"Nothing is purely spontaneous when the people have been self-organizing for 100s of years"

A chant I heard over and over again throughout the protests is ‘black lives matter’. The slogan seems to be a rallying cry for this movement of solidarity with Mike Brown against white supremacy. Historically slogans have been important reflections of politics to inspire the people. The Black Panther Party said ‘All power to the people’ (Black, Brown, Red, Yellow, Poor, Womyn, Queer). To me that slogan reflected a radical politic that claimed the source of political power comes from the people; not bourgeois political parties and the police thugs who protect their money and hustle. The Black Panther Party and Black Power movement was also a youth movement. Radical struggles have always sprung from the youth. If our struggles are not centering the visions and actions of the youth then our struggles will lead to nowhere. There are a lot of non-profits that engage with young Black and Brown people and even seek to talk about ‘social justice’ and ‘activism’ but this work often stifles the movement of the youth narrowing it into the fields of education and assimilation, rather into freedom fighters. Outkast said it best, ‘youth full of fire and got nowhere to go’. The non-profitization of parts of the bay area left seeks to take out the fire of the youth and militant struggle, but young people see through these contradictions too. Especially young Black and Brown youth, who know what its like to not have political and social power within this white supremacist system; who see through the contradictions of the amerikkkan dream denied to them. The youth of Oakland have always represented in the streets and I’m proud to struggle alongside them.

So when we claim Black lives matter, who are we really talking to? I don’t need to tell another Black or Brown brother and sister that our lives matter. We know that. We are committed to that. Because if we weren’t committed to it then how would we have been able to survive and continue to survive genocide all these years? Through valuing ourselves in a system that doesn’t value life at all, let alone Black and Native life. We are alienated and isolated, but we are also strong and build our communities up out of nothing, and still have enough energy to take to the streets and resist. Our lives matter so how do we fight back against a system of genocide? We do not need to plea with the slave masters to recognize our humanity. These politics and tactics have come up time and time again during social upheavals against white supremacy and state violence. I saw it during Oscar grant struggles when some folks were pushing police reform. I ask what would Harriet Tubman do? What would Nat Turner do?

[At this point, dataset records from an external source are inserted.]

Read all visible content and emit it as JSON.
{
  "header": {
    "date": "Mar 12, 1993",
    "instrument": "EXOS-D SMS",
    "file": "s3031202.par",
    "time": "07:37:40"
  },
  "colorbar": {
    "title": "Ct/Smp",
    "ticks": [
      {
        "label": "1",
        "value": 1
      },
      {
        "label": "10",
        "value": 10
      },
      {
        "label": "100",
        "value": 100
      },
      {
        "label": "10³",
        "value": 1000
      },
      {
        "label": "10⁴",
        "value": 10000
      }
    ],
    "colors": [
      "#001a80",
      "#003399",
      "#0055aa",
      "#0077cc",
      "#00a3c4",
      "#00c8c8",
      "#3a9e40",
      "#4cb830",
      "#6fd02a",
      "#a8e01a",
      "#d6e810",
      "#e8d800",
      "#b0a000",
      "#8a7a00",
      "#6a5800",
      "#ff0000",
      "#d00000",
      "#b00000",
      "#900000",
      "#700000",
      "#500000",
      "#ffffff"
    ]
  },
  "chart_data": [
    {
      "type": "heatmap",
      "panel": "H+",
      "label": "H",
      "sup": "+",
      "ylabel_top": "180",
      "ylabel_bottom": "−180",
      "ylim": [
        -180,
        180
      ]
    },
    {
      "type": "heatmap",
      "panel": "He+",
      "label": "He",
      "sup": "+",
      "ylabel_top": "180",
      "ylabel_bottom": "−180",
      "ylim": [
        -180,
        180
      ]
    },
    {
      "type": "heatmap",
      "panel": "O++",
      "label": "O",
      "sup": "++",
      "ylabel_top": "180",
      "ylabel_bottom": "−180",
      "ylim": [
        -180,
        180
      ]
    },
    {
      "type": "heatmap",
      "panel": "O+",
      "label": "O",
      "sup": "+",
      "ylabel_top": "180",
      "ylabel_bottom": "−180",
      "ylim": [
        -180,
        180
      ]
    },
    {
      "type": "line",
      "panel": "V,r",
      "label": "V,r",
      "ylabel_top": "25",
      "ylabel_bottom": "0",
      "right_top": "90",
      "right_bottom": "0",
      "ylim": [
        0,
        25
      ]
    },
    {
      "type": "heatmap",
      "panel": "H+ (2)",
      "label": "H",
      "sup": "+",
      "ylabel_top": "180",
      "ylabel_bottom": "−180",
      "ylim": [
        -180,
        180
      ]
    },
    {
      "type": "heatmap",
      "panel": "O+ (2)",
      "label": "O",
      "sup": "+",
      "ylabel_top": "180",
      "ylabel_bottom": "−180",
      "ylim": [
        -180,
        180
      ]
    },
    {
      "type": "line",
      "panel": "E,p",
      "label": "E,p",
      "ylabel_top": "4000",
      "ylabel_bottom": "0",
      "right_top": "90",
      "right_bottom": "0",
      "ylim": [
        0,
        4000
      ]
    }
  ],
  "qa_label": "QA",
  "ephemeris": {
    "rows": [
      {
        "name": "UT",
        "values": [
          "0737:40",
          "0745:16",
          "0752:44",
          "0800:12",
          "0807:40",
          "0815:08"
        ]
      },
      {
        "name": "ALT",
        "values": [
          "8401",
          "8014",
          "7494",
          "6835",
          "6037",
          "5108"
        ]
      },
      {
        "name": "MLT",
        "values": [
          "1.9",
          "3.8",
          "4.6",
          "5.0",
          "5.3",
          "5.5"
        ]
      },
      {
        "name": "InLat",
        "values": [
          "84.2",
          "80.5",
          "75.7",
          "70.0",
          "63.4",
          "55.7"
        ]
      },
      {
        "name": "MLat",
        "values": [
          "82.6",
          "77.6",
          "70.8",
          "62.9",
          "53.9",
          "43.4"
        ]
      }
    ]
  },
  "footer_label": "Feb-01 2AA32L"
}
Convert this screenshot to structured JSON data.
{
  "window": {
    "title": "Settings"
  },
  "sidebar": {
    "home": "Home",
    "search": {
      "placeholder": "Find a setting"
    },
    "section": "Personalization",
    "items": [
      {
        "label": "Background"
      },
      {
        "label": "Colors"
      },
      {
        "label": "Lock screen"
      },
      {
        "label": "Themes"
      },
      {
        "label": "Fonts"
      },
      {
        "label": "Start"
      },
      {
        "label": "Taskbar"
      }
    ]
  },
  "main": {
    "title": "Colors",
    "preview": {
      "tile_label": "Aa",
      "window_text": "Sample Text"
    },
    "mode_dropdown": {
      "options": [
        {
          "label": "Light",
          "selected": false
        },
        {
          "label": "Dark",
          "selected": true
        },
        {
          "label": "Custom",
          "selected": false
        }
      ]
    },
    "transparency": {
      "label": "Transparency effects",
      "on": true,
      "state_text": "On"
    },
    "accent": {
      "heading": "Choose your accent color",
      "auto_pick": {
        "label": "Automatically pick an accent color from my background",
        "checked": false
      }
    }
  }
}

Certainly not ask the slave master for freedom. We take it. It’s time we start valuing each other enough to struggle for one another so that we may live for one another. We do not need to convince the slaveholding system of shit. But with the legalist and reformist strategies also comes a certain policing of militants by ‘activists’ in the streets. Unfortunately a lot of times this policing comes from more liberal or non-profitized folks of color, who want to keep things non-violent. For me as a Black womyn this policing takes away my agency to get turnt up in the streets, which I need to do, because that is healing too. Black people aren’t just victims of white supremacy, we also fight back and rage against the system too. Always. And it isn’t just White people or ‘outside agitators’ breaking stuff. These claims disempower our people.

On monday night during the march I got in between these womyn of color, who were attempting to snatch a bandanna off this white boys face, who had attempted (and failed) to break some stuff. They yelled at him for taking up space in an event for Black people. Used the same condescending arguments that it will be Black people, who are arrested first (as if Black people aren’t also expressing a certain dignified rage in the streets). Then they demanded he show his face. I jumped between them then so they yelled at me too. I said I feel the arguments around White boys and space, but still, we can’t be snitches…they didn’t get it. A few hours later I smiled in a sea of fire and broken glass as I saw Black faces loot back. It made me think of those womyn from earlier and my peoples who fear these tactics, who want to contain some sense of ‘peace’ In the streets. Peace for what? Whose streets are these? Whose banks are these? Why are we more concerned about keeping the peace towards private property we don’t own, rather then letting people do their thing in the streets? And policing tactics in the name of protecting Black people and our vulnerability to the state? We don’t need that. We’ve been smashing against this private property thang since our ancestors burned down plantations. Monday and Tuesday night in Oakland, CA was no different and we should be proud of that.